Once you master this squat without discomfort (many kids do it naturally, especially at younger ages), you can work on breathing even while holding the squat position.
Anger more fattening than doughnuts? No, this is not a supermarket tabloid headline. A 2009 study by French researchers about British adults published in the American Journal of Epidemiology showed that the more hostile a man’s personality, the more his body mass index increased over the subsequent two decades (BMI is a ratio of height to weight).
The volunteer subjects were 35 to 55 years old when the study began. The researchers found that all men and women with higher rating of hostility on standardized questionnaires also had higher BMI measurements. That hostility/BMI relationship stayed constant for women, but appeared to produce accelerated weight gain among the males in the study.

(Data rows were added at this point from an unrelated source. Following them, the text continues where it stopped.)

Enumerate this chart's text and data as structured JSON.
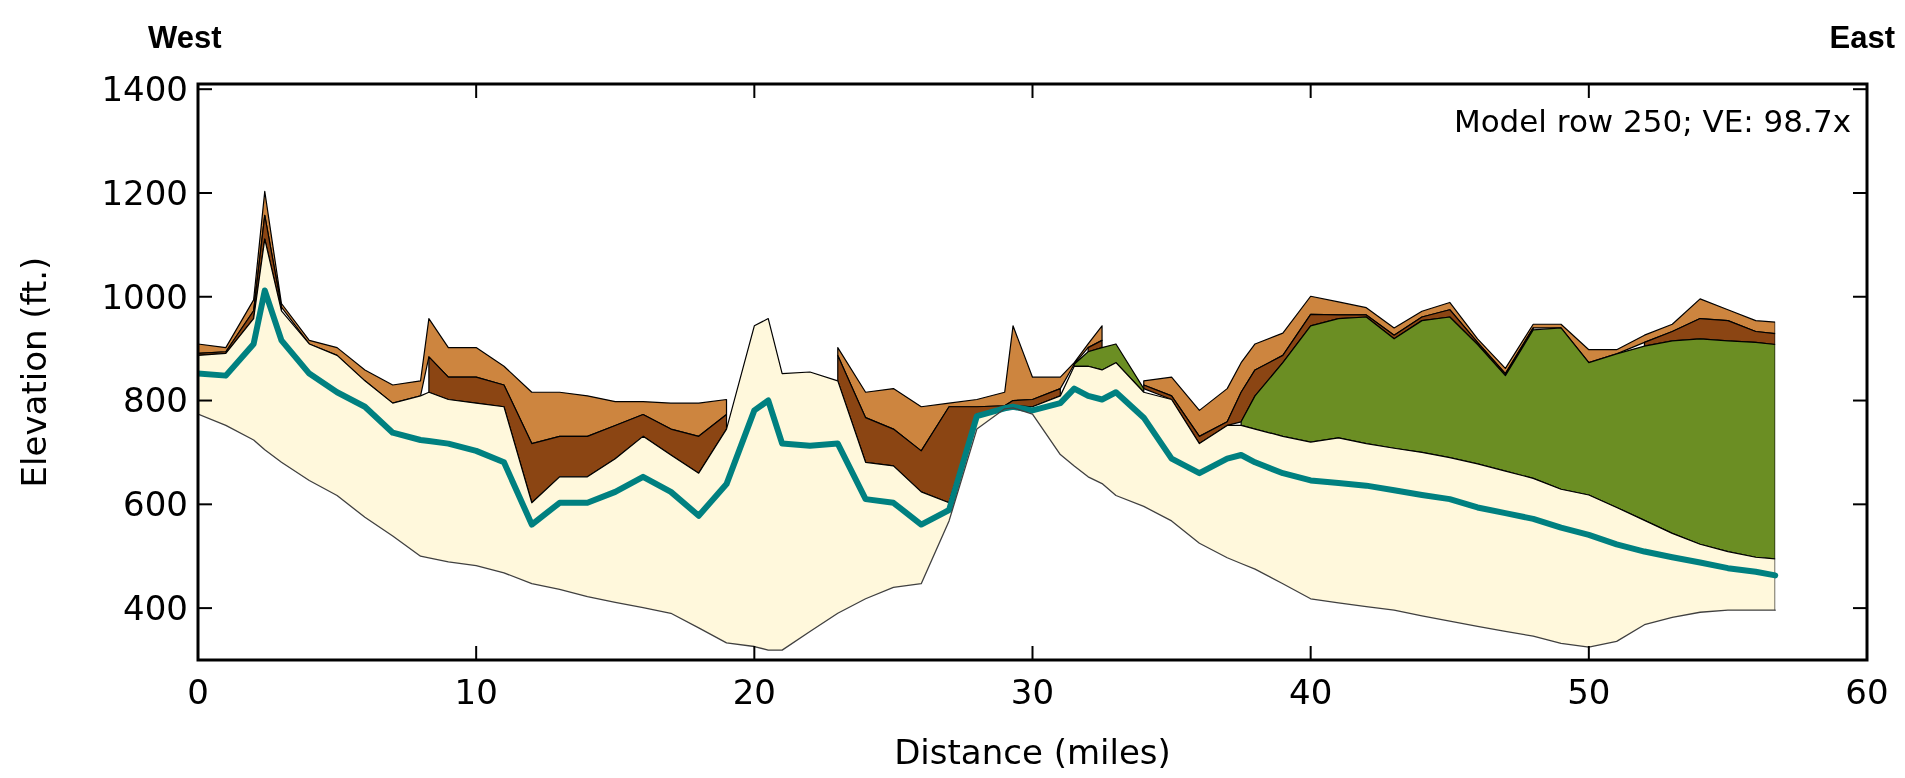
{
  "chart_data": {
    "type": "area",
    "xlabel": "Distance (miles)",
    "ylabel": "Elevation (ft.)",
    "annotations": [
      "West",
      "East",
      "Model row 250; VE: 98.7x"
    ],
    "xlim": [
      0,
      60
    ],
    "xticks": [
      0,
      10,
      20,
      30,
      40,
      50,
      60
    ],
    "ylim": [
      300,
      1410
    ],
    "yticks": [
      400,
      600,
      800,
      1000,
      1200,
      1400
    ],
    "grid": false,
    "legend": false,
    "x": [
      0,
      1,
      2,
      2.4,
      3,
      4,
      5,
      6,
      7,
      8,
      8.3,
      9,
      10,
      11,
      12,
      13,
      14,
      15,
      16,
      17,
      18,
      19,
      20,
      20.5,
      21,
      22,
      23,
      24,
      25,
      26,
      27,
      28,
      29,
      29.3,
      30,
      31,
      31.5,
      32,
      32.5,
      33,
      34,
      35,
      36,
      37,
      37.5,
      38,
      39,
      40,
      41,
      42,
      43,
      44,
      45,
      46,
      47,
      48,
      49,
      50,
      51,
      52,
      53,
      54,
      55,
      56,
      56.7
    ],
    "series": [
      {
        "color": "#cd853f",
        "values": [
          909,
          902,
          994,
          1203,
          987,
          916,
          902,
          859,
          830,
          838,
          958,
          902,
          902,
          866,
          816,
          816,
          809,
          798,
          798,
          795,
          795,
          802,
          null,
          null,
          null,
          null,
          902,
          816,
          823,
          788,
          795,
          802,
          816,
          944,
          845,
          845,
          873,
          909,
          944,
          null,
          838,
          845,
          781,
          823,
          873,
          909,
          930,
          1001,
          990,
          979,
          940,
          972,
          989,
          919,
          862,
          947,
          947,
          898,
          898,
          926,
          947,
          996,
          975,
          954,
          951
        ]
      },
      {
        "color": "#8b4513",
        "values": [
          891,
          894,
          973,
          1157,
          980,
          null,
          null,
          null,
          null,
          null,
          884,
          845,
          845,
          830,
          717,
          731,
          731,
          752,
          773,
          745,
          731,
          773,
          null,
          null,
          null,
          null,
          887,
          767,
          745,
          703,
          788,
          788,
          790,
          800,
          802,
          823,
          null,
          902,
          916,
          null,
          830,
          809,
          731,
          759,
          816,
          859,
          887,
          966,
          965,
          965,
          926,
          961,
          975,
          912,
          852,
          940,
          null,
          null,
          null,
          912,
          933,
          958,
          954,
          933,
          929
        ]
      },
      {
        "color": "#6b8e23",
        "values": [
          null,
          null,
          null,
          null,
          null,
          null,
          null,
          null,
          null,
          null,
          null,
          null,
          null,
          null,
          null,
          null,
          null,
          null,
          null,
          null,
          null,
          null,
          null,
          null,
          null,
          null,
          null,
          null,
          null,
          null,
          null,
          null,
          null,
          null,
          null,
          null,
          870,
          894,
          902,
          909,
          823,
          null,
          null,
          null,
          759,
          809,
          873,
          944,
          958,
          961,
          919,
          954,
          961,
          908,
          848,
          936,
          940,
          873,
          890,
          905,
          915,
          919,
          915,
          912,
          908
        ]
      },
      {
        "color": "#fff8dc",
        "values": [
          887,
          891,
          958,
          1111,
          973,
          909,
          887,
          838,
          795,
          809,
          816,
          802,
          795,
          788,
          603,
          653,
          653,
          688,
          731,
          695,
          660,
          745,
          944,
          958,
          852,
          855,
          838,
          681,
          674,
          624,
          603,
          774,
          785,
          790,
          788,
          809,
          866,
          866,
          859,
          873,
          816,
          802,
          717,
          752,
          752,
          745,
          731,
          720,
          728,
          717,
          708,
          700,
          690,
          678,
          664,
          650,
          629,
          618,
          594,
          569,
          544,
          523,
          509,
          498,
          495
        ]
      },
      {
        "type": "line",
        "color": "#008080",
        "values": [
          852,
          848,
          909,
          1012,
          916,
          852,
          816,
          788,
          738,
          724,
          722,
          717,
          703,
          681,
          561,
          603,
          603,
          624,
          653,
          624,
          578,
          639,
          781,
          800,
          717,
          713,
          717,
          610,
          603,
          561,
          589,
          770,
          785,
          788,
          781,
          795,
          823,
          809,
          802,
          816,
          767,
          688,
          660,
          688,
          695,
          681,
          660,
          646,
          641,
          636,
          627,
          618,
          610,
          594,
          583,
          572,
          555,
          541,
          523,
          509,
          498,
          488,
          477,
          470,
          463
        ]
      },
      {
        "type": "line",
        "color": "#404040",
        "values": [
          774,
          752,
          724,
          705,
          681,
          646,
          617,
          575,
          539,
          500,
          497,
          489,
          482,
          468,
          447,
          436,
          422,
          411,
          401,
          390,
          362,
          333,
          326,
          319,
          319,
          355,
          390,
          418,
          440,
          447,
          568,
          745,
          784,
          786,
          774,
          696,
          674,
          653,
          640,
          617,
          596,
          568,
          525,
          497,
          486,
          475,
          447,
          418,
          410,
          403,
          396,
          385,
          375,
          365,
          355,
          346,
          332,
          325,
          336,
          368,
          382,
          392,
          396,
          396,
          396
        ]
      }
    ]
  }
}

Brush and floss your teeth: You likely have read or heard that teeth and gum problems can lead to heart disease because it increases inflammatory markers in the blood. You might know there are a growing number of studies that suggest poor oral health could be the first indicators of diabetes, stroke, unsuccessful pregnancies and even leukemia and AIDS. It’s all enough to renew a vigorous brushing and flossing routine.

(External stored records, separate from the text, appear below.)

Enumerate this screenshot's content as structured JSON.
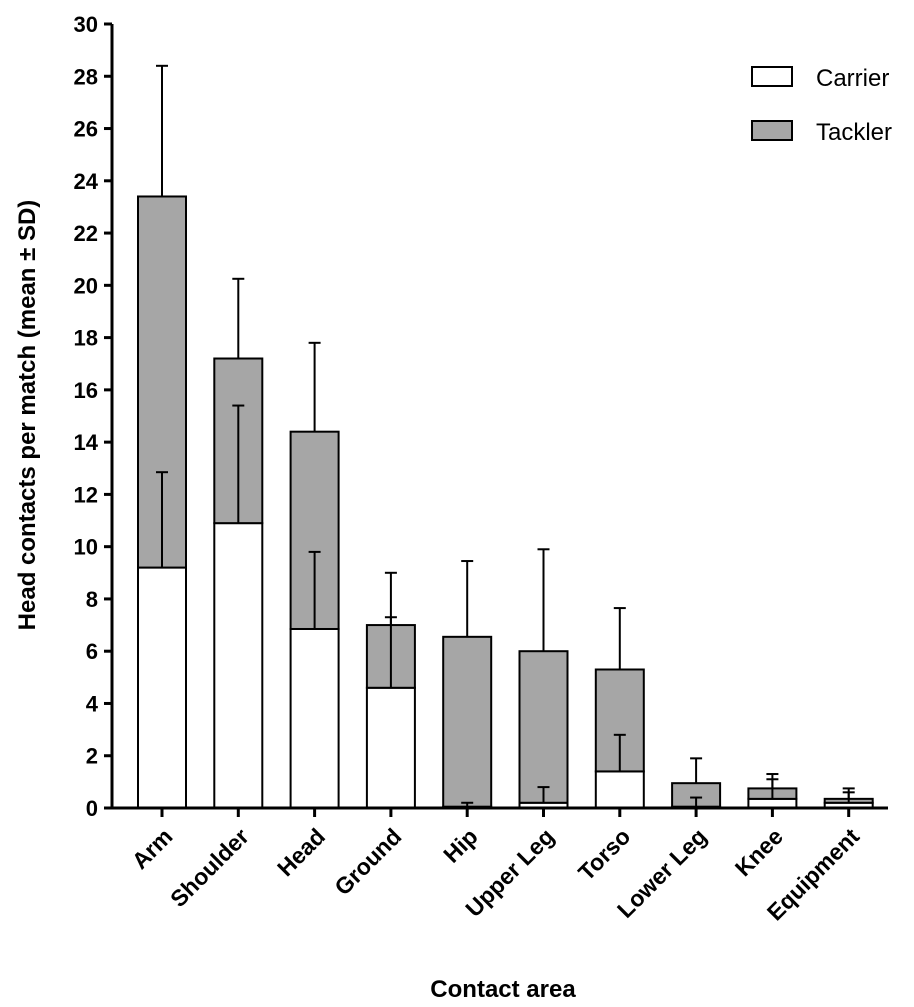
{
  "chart_data": {
    "type": "bar",
    "stacked": true,
    "xlabel": "Contact area",
    "ylabel": "Head contacts per match (mean ± SD)",
    "ylim": [
      0,
      30
    ],
    "yticks": [
      0,
      2,
      4,
      6,
      8,
      10,
      12,
      14,
      16,
      18,
      20,
      22,
      24,
      26,
      28,
      30
    ],
    "categories": [
      "Arm",
      "Shoulder",
      "Head",
      "Ground",
      "Hip",
      "Upper Leg",
      "Torso",
      "Lower Leg",
      "Knee",
      "Equipment"
    ],
    "series": [
      {
        "name": "Carrier",
        "color": "#ffffff",
        "values": [
          9.2,
          10.9,
          6.85,
          4.6,
          0.05,
          0.2,
          1.4,
          0.05,
          0.35,
          0.2
        ],
        "error_top": [
          12.85,
          15.4,
          9.8,
          7.3,
          0.2,
          0.8,
          2.8,
          0.4,
          1.1,
          0.6
        ]
      },
      {
        "name": "Tackler",
        "color": "#a6a6a6",
        "values": [
          14.2,
          6.3,
          7.55,
          2.4,
          6.5,
          5.8,
          3.9,
          0.9,
          0.4,
          0.15
        ],
        "error_top": [
          28.4,
          20.25,
          17.8,
          9.0,
          9.45,
          9.9,
          7.65,
          1.9,
          1.3,
          0.75
        ]
      }
    ],
    "legend_position": "top-right",
    "grid": false
  }
}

Yet there’s more. After decades of medical schools and doctors ignoring oral health symptoms or at most categorizing oral health as superficial, the Association of American Medical Colleges or AAMC has established a recommedation that the nation’s medical schools include more oral health instruction in the curriculum to better equip future physicians with the clinical ability to connect teeth and gum problems with other diseases.
Equipping yourself with the best oral health routine, according to practitioners at the University of Michigan School of Dentistry, means brushing your teeth for two minutes twice a day (gentle scrubbing motion, inside and outside of each tooth). The most important time to brush is before you go to sleep. Rinsing between meals is valuable, and flossing once daily is optimal.
And you thought you were merely brushing your teeth twice a day.